Wargono Soekarno, Ketua Umum Asosiasi Pemboran Minyak dan Panas Bumi (APMI), mengatakan skema gross split diharapkan bisa menjadi stimulus baru dalam mendatangkan investor guna menggarap blok-blok migas baru, sehingga membuka peluang bagi pemain lokal di sektor hulu migas untuk bisa mendapatkan pekerjaan.

“Gross split positif dilihat dari adanya investor baru yang mengambil lapangan migas baru dengan PSC lama berkali-kali lelang tidak laku. APMI akan dapat pekerjaan apabila ada kegiatan eksplorasi dan ekploitasi,” kata Wargono kepada Dunia Energi, Jumat (20/1).
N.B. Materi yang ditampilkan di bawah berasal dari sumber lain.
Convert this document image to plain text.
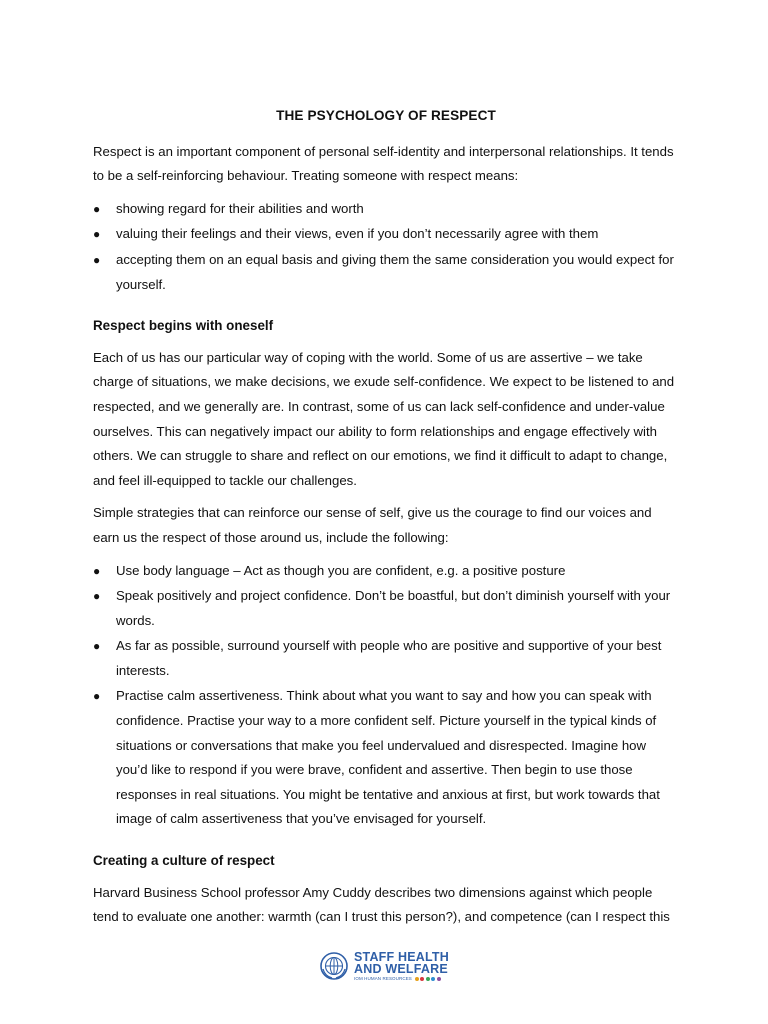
THE PSYCHOLOGY OF RESPECT

Respect is an important component of personal self-identity and interpersonal relationships. It tends to be a self-reinforcing behaviour. Treating someone with respect means:

● showing regard for their abilities and worth
● valuing their feelings and their views, even if you don’t necessarily agree with them
● accepting them on an equal basis and giving them the same consideration you would expect for yourself.
Respect begins with oneself

Each of us has our particular way of coping with the world. Some of us are assertive – we take charge of situations, we make decisions, we exude self-confidence. We expect to be listened to and respected, and we generally are. In contrast, some of us can lack self-confidence and under-value ourselves. This can negatively impact our ability to form relationships and engage effectively with others. We can struggle to share and reflect on our emotions, we find it difficult to adapt to change, and feel ill-equipped to tackle our challenges.

Simple strategies that can reinforce our sense of self, give us the courage to find our voices and earn us the respect of those around us, include the following:

● Use body language – Act as though you are confident, e.g. a positive posture
● Speak positively and project confidence. Don’t be boastful, but don’t diminish yourself with your words.
● As far as possible, surround yourself with people who are positive and supportive of your best interests.
● Practise calm assertiveness. Think about what you want to say and how you can speak with confidence. Practise your way to a more confident self. Picture yourself in the typical kinds of situations or conversations that make you feel undervalued and disrespected. Imagine how you’d like to respond if you were brave, confident and assertive. Then begin to use those responses in real situations. You might be tentative and anxious at first, but work towards that image of calm assertiveness that you’ve envisaged for yourself.
Creating a culture of respect

Harvard Business School professor Amy Cuddy describes two dimensions against which people tend to evaluate one another: warmth (can I trust this person?), and competence (can I respect this

STAFF HEALTH
AND WELFARE
IOM HUMAN RESOURCES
Gross split merupakan skema dengan menghitung perkiraan budget, biaya operasi pada awal kegiatan. Negara tidak lagi dibebankan untuk membayar atau mengganti biaya produksi yang dilakukan oleh kontraktor kontrak kerja sama (KKKS).
Menurut Wargono, selain efisien skema gross split juga bisa dimanfaatkan untuk meminimalisir adanya tekanan dari berbagai oknum terhadap perhitungan biaya pengembalian produksi yang ditanggung negara (cost recovery).

“Gross split membuat kendala birokrasi hilang seperti plan of development (PoD) yang bertahun-tahun, Permainan cost recovery, arogansi pejabat dengan mengatur vendor dan titip menitip,” tegasnya.
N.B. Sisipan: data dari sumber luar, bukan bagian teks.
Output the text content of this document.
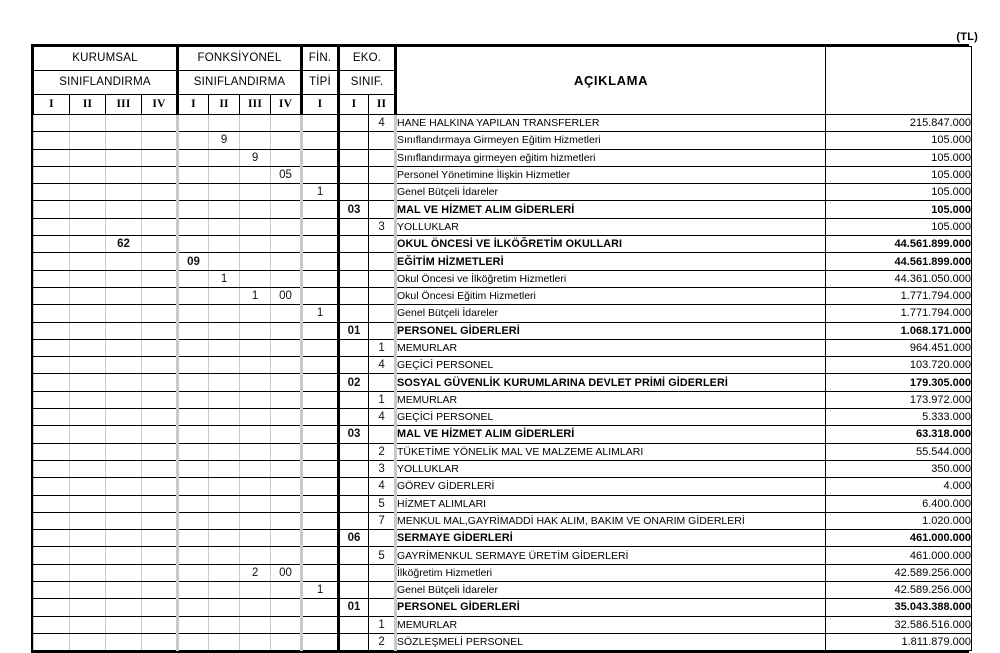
(TL)
KURUMSAL				FONKSİYONEL				FİN.	EKO.		AÇIKLAMA	
SINIFLANDIRMA				SINIFLANDIRMA				TİPİ	SINIF.			
I	II	III	IV	I	II	III	IV	I	I	II		
										4	HANE HALKINA YAPILAN TRANSFERLER	215.847.000
					9						Sınıflandırmaya Girmeyen Eğitim Hizmetleri	105.000
						9					Sınıflandırmaya girmeyen eğitim hizmetleri	105.000
							05				Personel Yönetimine İlişkin Hizmetler	105.000
								1			Genel Bütçeli İdareler	105.000
									03		MAL VE HİZMET ALIM GİDERLERİ	105.000
										3	YOLLUKLAR	105.000
		62									OKUL ÖNCESİ VE İLKÖĞRETİM OKULLARI	44.561.899.000
				09							EĞİTİM HİZMETLERİ	44.561.899.000
					1						Okul Öncesi ve İlköğretim Hizmetleri	44.361.050.000
						1	00				Okul Öncesi Eğitim Hizmetleri	1.771.794.000
								1			Genel Bütçeli İdareler	1.771.794.000
									01		PERSONEL GİDERLERİ	1.068.171.000
										1	MEMURLAR	964.451.000
										4	GEÇİCİ PERSONEL	103.720.000
									02		SOSYAL GÜVENLİK KURUMLARINA DEVLET PRİMİ GİDERLERİ	179.305.000
										1	MEMURLAR	173.972.000
										4	GEÇİCİ PERSONEL	5.333.000
									03		MAL VE HİZMET ALIM GİDERLERİ	63.318.000
										2	TÜKETİME YÖNELİK MAL VE MALZEME ALIMLARI	55.544.000
										3	YOLLUKLAR	350.000
										4	GÖREV GİDERLERİ	4.000
										5	HİZMET ALIMLARI	6.400.000
										7	MENKUL MAL,GAYRİMADDİ HAK ALIM, BAKIM VE ONARIM GİDERLERİ	1.020.000
									06		SERMAYE GİDERLERİ	461.000.000
										5	GAYRİMENKUL SERMAYE ÜRETİM GİDERLERİ	461.000.000
						2	00				İlköğretim Hizmetleri	42.589.256.000
								1			Genel Bütçeli İdareler	42.589.256.000
									01		PERSONEL GİDERLERİ	35.043.388.000
										1	MEMURLAR	32.586.516.000
										2	SÖZLEŞMELİ PERSONEL	1.811.879.000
Penggunaan komponen lokal menjadi salah satu poin yang diharapkan bisa meningkat melalui skema baru tersebut karena termasuk dari variabel split yang akan diterima para kontraktor.

Dalam pasal 6 ayat 2 Permen ESDM No 8 Tahun 2017 disebutkan 10 variabel split yang akan didapatkan jika bisa dipenuhi para kontraktor, di antaranya adalah status wilayah kerja, lokasi lapangan, kedalaman resevoir, ketersediaan infrastruktur pendukung, jenis reservoir, kandungan CO2, kandungan H2S, berat jenis minyak bumi, TKDN pada masa pengembangan lapangan dan tahapan produksi.

Untuk insentif penggunaan TKDN paling rendah yakni sebesar dua persen apabila kontraktor minimal menggunakan TKDN sebesar 30 persen dari proyek pengembangan. Sementara jika penggunaan TKDN mencapai 100 persen insentif yang didapatkan kontraktor sebesar empat persen.

Arcandra Tahar, Wakil Menteri ESDM, menyatakan saat ini sudut pandang pengelolaan industri migas dunia adalah bagaimana cara menekan biaya tanpa harus menurunkan produksi. Salah satu yang bisa dilakukan kontraktor adalah dalam pemilihan pengadaan barang atau jasa.

Penggunaan komponen dalam negeri dipastikan akan menekan biaya produksi. Selain itu juga sebagai upaya pemerintah untuk mendorong peningkatan kompetensi para pengusaha lokal. “Game-nya adalah tekan biaya, siapa bisa efisien tentu bisa dapatkan keuntungan besar,” tandas Arcandra.(RI)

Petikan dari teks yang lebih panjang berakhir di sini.